Scotopic electroretinogram recordings in WT and transgenic mice. (A, B) ERG responses after a single bright flash. (A) ERG response from CTCWTKO and WTKO animals showed a significant reduction of scotopic a-wave amplitude in CTCWTKO mice relative to WTKO mice at all ages measured. Over time, mean a-wave amplitudes decreased in both mouse lines. (B) The b-waves were significantly lower in CTCWTKO mice only at the oldest age tested (P210–P220). *P < 0.05; **P < 0.01; ***P < 0.0005 (two-tailed, unpaired t-test).

Figure 5

Histologic examination of WT and transgenic retinas. Light micrographs from the inferior retina were taken at different ages. (A–C) P35 retinas of WT, WTKO, and CTCWTKO mice had similar ONL thicknesses (10–12 rows). Outer segments were slightly shorter in WTKO and CTCWTKO animals compared with WT controls. (D–F) At P110, WTKO animals had a slightly reduced ONL thickness relative to WT animals, whereas thicknesses in CTCWTKO animals were further reduced one to two rows.

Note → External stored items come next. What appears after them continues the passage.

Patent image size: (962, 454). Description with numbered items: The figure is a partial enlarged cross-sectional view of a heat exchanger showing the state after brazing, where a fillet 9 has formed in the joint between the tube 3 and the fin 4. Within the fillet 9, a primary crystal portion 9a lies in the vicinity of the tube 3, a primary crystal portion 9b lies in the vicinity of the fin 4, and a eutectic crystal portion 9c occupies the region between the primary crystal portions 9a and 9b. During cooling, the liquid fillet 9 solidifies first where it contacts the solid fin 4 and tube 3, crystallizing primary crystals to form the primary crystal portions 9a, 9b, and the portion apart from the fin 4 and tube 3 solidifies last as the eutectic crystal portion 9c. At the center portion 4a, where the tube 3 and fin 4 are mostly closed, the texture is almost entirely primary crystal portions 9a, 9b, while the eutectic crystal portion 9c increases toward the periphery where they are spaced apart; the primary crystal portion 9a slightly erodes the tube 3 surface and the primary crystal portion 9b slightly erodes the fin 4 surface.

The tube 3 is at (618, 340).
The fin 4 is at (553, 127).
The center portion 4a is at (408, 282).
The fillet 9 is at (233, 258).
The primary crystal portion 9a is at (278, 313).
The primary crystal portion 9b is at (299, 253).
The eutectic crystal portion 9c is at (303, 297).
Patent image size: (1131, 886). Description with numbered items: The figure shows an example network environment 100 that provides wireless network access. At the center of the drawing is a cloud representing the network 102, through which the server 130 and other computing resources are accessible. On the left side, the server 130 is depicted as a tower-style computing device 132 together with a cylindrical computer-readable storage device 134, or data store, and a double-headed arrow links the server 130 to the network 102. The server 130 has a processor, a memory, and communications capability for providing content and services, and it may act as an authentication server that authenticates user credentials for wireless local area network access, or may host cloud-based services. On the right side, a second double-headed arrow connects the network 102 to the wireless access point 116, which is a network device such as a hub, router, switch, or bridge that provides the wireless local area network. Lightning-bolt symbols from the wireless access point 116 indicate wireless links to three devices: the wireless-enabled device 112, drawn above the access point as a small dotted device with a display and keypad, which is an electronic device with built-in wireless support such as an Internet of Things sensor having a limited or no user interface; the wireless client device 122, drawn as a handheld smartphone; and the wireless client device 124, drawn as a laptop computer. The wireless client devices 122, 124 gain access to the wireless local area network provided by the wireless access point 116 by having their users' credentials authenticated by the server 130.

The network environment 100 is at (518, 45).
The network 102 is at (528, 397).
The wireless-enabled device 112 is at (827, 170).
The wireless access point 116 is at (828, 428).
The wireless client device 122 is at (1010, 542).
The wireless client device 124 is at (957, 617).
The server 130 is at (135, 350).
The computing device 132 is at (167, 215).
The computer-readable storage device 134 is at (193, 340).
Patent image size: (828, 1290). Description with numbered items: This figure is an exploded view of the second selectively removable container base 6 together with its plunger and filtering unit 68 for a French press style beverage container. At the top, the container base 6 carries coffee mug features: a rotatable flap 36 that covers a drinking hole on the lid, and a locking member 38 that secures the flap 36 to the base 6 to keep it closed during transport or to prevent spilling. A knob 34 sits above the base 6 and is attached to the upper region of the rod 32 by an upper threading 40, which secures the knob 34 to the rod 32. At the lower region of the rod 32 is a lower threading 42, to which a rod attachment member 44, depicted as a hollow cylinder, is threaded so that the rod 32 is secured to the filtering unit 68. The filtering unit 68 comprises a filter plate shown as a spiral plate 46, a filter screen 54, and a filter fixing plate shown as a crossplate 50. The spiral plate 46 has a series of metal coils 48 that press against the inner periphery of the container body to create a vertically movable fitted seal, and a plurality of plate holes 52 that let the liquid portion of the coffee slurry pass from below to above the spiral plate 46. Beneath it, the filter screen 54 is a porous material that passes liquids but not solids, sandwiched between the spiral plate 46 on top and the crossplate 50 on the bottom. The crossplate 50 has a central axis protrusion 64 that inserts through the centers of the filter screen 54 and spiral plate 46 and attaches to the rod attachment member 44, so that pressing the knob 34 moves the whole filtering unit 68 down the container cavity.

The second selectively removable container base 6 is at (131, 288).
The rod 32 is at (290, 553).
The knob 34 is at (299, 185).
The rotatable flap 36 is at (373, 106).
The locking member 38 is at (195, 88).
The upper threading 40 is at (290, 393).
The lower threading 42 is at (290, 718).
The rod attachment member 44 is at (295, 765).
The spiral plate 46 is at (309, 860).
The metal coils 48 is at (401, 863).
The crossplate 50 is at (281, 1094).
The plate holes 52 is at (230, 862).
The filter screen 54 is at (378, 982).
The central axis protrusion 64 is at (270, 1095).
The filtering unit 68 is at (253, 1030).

Outer segments of CTCWTKO mice were occasionally shorter and slightly more disorganized than those in WTKO at this age. (G–I) By P220, each genotype examined had lost one to three more rows of photoreceptors. The ONL of CTCWTKO mice was thinner, and the outer segments were generally shorter and more disorganized than in WTKO mice. Abbreviations are as in Figure 2. Scale bar, 20 μm.

Figure 6

Truncated rhodopsin accelerates photoreceptor degeneration in adult mice. (A) Spider graphs of ONL thickness measurements taken in 100-μm increments from the optic nerve head (ONH) to the ora serrata (ORS) in both the inferior and superior retina indicate in the P220 littermate animals that overall thickness was greatest in WT mice, followed by WTKO, and was thinnest in CTCWTKO animals. (B) Average ONL thickness plotted against age in WTKO and CTCWTKO mice. The ONL of S334ter⁺, rho^+/− mice was significantly thinner in older animals (P110–P120 and P220–P230). Note that the x-axis is not to scale. *P < 0.005; **P < 0.001 (significant by two-tailed, unpaired t-test).